Woodford Investment Management, the fund manager run by one of the UK’s best-known fund managers, Neil Woodford, has halted investor redemptions from its £3.7 billion equity income fund, following a request in May from Kent County Council to redeem £250 million from the fund and a string of negative press headlines.
The freeze on withdrawals, which could last for two months, is intended to give the fund time to restructure, without holding a disastrous fire sale of assets to meet redemptions, but has been seen as giving a body blow to the reputation of a high-profile investment star, who built his reputation at Invesco Perpetual for stock-picking, before setting up on his own in 2014. Redemptions from the fund have raised its unlisted assets to over 10% of total assets, triggering the suspension in redemptions.

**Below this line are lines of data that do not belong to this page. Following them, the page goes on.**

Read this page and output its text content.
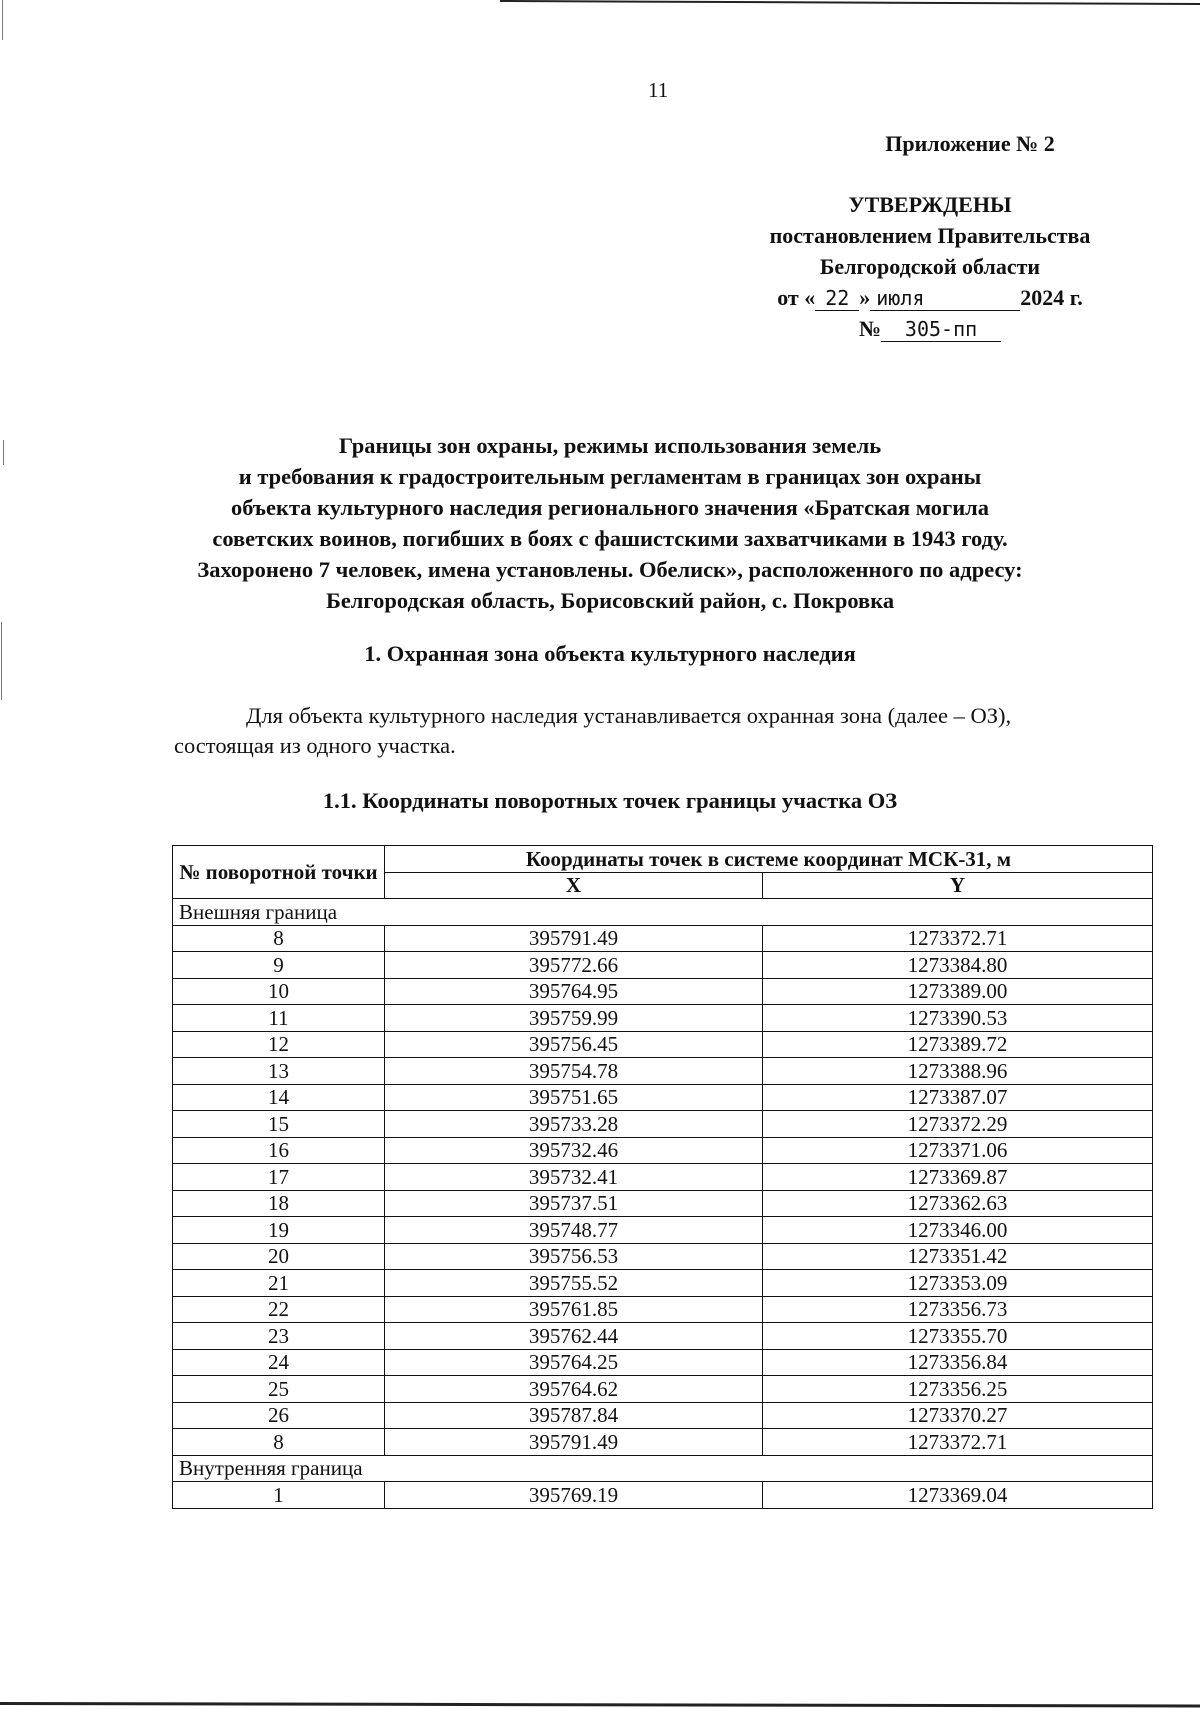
11
Приложение № 2
УТВЕРЖДЕНЫ
постановлением Правительства
Белгородской области
от « 22 » июля	2024 г.
№ 305-пп
Границы зон охраны, режимы использования земель
и требования к градостроительным регламентам в границах зон охраны
объекта культурного наследия регионального значения «Братская могила
советских воинов, погибших в боях с фашистскими захватчиками в 1943 году.
Захоронено 7 человек, имена установлены. Обелиск», расположенного по адресу:
Белгородская область, Борисовский район, с. Покровка
1. Охранная зона объекта культурного наследия
Для объекта культурного наследия устанавливается охранная зона (далее – ОЗ),
состоящая из одного участка.
1.1. Координаты поворотных точек границы участка ОЗ
№ поворотной точки	Координаты точек в системе координат МСК-31, м	
	X	Y
Внешняя граница		
8	395791.49	1273372.71
9	395772.66	1273384.80
10	395764.95	1273389.00
11	395759.99	1273390.53
12	395756.45	1273389.72
13	395754.78	1273388.96
14	395751.65	1273387.07
15	395733.28	1273372.29
16	395732.46	1273371.06
17	395732.41	1273369.87
18	395737.51	1273362.63
19	395748.77	1273346.00
20	395756.53	1273351.42
21	395755.52	1273353.09
22	395761.85	1273356.73
23	395762.44	1273355.70
24	395764.25	1273356.84
25	395764.62	1273356.25
26	395787.84	1273370.27
8	395791.49	1273372.71
Внутренняя граница		
1	395769.19	1273369.04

The fund was forced into drastic action, which has shocked investors, after seeing its assets fall from £10 billion two years ago to under £4 billion. A significant proportion of its investments are in more illiquid shares and it has been hit by a run of bad news, culminating in a profits warning by construction group Kier. Woodford held 20% of Kier’s shares and it has also been a shareholder in other companies to suffer market falls, including pharmaceuticals company, Circassia, the IP group, Allied Minds, the estate agency PurpleBricks, and doorstep lender, Provident Financial.
Woodford’s fall from grace led to falls in the value of the equity income of the fund’s major listed holdings, such as Barratt Developments, Burford Capital and Taylor Wimpey, as investors anticipated forced selling in them. Pensions trade body, the Pensions and Lifetime Savings Association (PLSA) called for the regulator to take action. Neil Woodford earned his reputation as a value investor with a strong contrarian streak by avoiding tech stocks in the dot com boom, selling out of banks before 2008 and going into unfancied tobacco stocks.